Banks the biggest money launderers
In its second National Risk Assessment, Mexico’s Financial Intelligence Unit concluded that the money laundering activities originating from banks and other financial institutions greatly outweighed any similar issues encountered by and reported by other fintech businesses like “neo” banks.
The report pointed out that Mexico’s “G7 banking” group, made of Santander, BBVA, Citibanamex, Banorte, HSBC, Scotiabank, and Inbursa, have both registered and made significantly more money using illicit methods than other financial businesses.
“Derived from the applied methodology, the multiple banks, made up of the seven largest banks in Mexico, is the sector most likely to be used to carry out money laundering operations,” said Santiago Nieto Castillo, head of the financial crimes unit in Mexico.
Meanwhile, the report added that traditional businesses like financial brokerages, exchange firms, and banking institutional providers were also included in the “high risk” classification.
However, it did point out the digital finance and fintech sector is not fully clean. The sectors were called a potential propagator of financial crimes, terrorist financing, and money laundering. Fortunately (or not), there was no risk classification as such levied.
That said, in a conference earlier this August, a Mexican official did state that cryptocurrencies post a risk for conducting and spurring criminal activities, adding Mexican regulators considered the technology as an “emerging risk.”
HSBC’s drug cartel
Starting 2012, UK’s HSBC, a premier international bank, was in the regulatory crosshairs the past few years after ties to fuelling a drug empire in Mexico and Columbia were unearthed by regulators.
The bank even paid a $1.9 billion fine and entered into the five-year deal in 2012 for failing to prevent Mexican drug cartels from laundering hundreds of millions of dollars.

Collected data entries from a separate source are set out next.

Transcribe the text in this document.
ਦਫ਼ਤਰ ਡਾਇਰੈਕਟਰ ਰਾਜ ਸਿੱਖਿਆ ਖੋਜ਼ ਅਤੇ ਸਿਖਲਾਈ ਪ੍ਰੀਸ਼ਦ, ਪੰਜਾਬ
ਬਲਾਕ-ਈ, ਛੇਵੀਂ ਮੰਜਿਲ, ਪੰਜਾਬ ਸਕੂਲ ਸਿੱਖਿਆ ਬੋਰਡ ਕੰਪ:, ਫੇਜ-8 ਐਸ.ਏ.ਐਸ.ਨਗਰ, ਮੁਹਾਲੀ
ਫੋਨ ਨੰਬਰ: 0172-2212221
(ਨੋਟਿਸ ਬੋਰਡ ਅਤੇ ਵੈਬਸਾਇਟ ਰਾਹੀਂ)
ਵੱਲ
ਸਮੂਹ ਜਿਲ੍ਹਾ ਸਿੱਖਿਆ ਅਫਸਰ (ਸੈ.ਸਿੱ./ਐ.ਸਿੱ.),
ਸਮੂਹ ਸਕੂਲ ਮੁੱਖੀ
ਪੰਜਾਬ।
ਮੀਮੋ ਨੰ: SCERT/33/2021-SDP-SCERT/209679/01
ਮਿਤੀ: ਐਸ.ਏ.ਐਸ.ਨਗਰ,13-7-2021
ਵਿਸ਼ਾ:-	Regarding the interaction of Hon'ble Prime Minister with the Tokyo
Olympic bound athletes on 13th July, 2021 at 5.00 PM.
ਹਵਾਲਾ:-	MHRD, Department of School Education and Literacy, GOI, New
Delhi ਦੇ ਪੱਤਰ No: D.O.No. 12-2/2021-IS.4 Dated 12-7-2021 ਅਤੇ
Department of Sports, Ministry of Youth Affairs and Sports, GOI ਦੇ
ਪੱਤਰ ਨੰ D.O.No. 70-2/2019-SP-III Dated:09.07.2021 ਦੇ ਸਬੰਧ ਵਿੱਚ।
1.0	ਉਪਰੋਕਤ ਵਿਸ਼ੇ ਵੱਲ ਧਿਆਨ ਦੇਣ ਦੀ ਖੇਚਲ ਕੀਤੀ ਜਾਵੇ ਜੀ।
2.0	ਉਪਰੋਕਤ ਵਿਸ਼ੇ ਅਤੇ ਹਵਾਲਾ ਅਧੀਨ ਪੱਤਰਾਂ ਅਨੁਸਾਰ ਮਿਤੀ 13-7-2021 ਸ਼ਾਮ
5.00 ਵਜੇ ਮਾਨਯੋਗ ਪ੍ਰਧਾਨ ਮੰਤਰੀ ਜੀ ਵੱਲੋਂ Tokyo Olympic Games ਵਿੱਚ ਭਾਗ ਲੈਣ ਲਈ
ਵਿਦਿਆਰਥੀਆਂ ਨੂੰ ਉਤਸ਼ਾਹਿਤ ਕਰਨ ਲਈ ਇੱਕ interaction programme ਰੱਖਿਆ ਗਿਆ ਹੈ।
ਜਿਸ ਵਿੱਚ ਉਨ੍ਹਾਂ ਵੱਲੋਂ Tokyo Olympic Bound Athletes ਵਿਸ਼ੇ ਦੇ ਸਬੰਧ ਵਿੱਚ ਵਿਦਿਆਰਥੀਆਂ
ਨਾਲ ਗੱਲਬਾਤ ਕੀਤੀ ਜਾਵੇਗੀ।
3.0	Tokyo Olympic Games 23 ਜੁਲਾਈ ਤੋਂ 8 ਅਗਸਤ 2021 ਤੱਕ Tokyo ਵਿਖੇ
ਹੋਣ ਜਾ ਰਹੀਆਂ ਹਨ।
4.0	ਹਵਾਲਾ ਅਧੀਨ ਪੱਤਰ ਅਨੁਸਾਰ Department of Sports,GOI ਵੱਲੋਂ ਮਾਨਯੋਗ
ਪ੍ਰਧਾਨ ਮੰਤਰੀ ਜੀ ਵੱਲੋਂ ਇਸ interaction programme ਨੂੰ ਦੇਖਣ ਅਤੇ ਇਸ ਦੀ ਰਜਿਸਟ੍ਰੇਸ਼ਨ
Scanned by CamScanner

Lax money laundering controls at HSBC allowed two cartels – one each in Mexico and Colombia – to move $881 million in drug proceeds through the bank over the second half of the last decade, according to documents in the case, as per Reuters.
So far, no such instance of widespread money laundering has been found out in the cryptocurrency industry, especially not with any centralized player like wallets or exchanges involved.
In fact, firms like Chainalysis are now even actively working with regulators to pinpoint Bitcoin transactions and catch any suspicious activity — a method that may not allude to true cyberpunks but legitimizes the crypto sector nonetheless.
The tug-of-war between cryptos and banks goes on.